Sukabumi ini kota kecil. Agar Kota Sukabumi terlihat tidak kecil, maka sapiens-sapiens di kota ini membuat wejangan baru: kota kecil sejuta cerita. Satu pernyataan yang memperlihatkan betapa besar riuh gemuruh percakapan, pemberitaan, omongan, dan verbalisme di kota ini.

Saya sebenarnya menganggap wajar hal ini, orang-orang membuat pernyataan: Sukabumi kota kecil tidak bermaksud mengecilkan Kota Sukabumi secara kualitas, hanya ukuran luasnya saja. Walakin, alam bawah sadar manusia yang telah dipengaruhi oleh sikap mengecilkan ukuran kotanya sendiri dapat berdampak pada pikiran-pikiran lain.
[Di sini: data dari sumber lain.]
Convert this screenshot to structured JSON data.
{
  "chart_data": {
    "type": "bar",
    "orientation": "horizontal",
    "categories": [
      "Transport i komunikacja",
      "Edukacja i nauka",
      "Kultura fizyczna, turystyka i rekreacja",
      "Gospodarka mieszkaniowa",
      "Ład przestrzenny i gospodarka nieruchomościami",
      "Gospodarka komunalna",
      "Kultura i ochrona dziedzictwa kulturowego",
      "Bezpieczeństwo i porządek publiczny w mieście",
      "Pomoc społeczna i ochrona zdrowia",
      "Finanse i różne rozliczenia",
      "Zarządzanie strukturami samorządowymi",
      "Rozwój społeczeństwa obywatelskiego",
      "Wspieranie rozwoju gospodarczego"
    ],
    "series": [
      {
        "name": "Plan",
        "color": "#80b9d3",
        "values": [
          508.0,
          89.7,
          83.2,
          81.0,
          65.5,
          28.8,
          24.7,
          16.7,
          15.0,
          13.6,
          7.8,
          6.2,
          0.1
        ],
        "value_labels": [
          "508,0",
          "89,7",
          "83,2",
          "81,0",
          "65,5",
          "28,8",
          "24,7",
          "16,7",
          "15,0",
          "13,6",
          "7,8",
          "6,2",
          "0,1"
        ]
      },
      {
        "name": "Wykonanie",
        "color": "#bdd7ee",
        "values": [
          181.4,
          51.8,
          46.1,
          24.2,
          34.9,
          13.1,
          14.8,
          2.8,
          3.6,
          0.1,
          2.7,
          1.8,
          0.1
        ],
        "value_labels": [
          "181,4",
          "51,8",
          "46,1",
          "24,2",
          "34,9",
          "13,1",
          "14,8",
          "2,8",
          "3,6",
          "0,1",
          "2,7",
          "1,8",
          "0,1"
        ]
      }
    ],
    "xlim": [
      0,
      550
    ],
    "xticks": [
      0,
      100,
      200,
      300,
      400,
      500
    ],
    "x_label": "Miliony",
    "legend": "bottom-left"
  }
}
Misalnya, menganggap kecil ukuran sebuah kota dapat melahirkan pikiran menyederhanakan pengelolaan dan penataan kota. Saat pemerintah belum dapat menyelesaikan program-program yang telah ditetapkan, orang-orang mengatakan: Bagaimana sih pemerintah ini, mengurus kota Sukabumi saja tidak mampu!

Menganggap kecil ukuran kota dapat juga melahirkan rumus sederhana dalam aljabar, andaikata Kota Sukabumi terdiri dari tujuh kecamatan dengan luas seluruh kota mencapai 48 km persegi, maka seharusnya dalam tujuh bulan pun pembangunan dan program-program yang telah ditetapkan oleh pemerintah harus sudah terselesaikan.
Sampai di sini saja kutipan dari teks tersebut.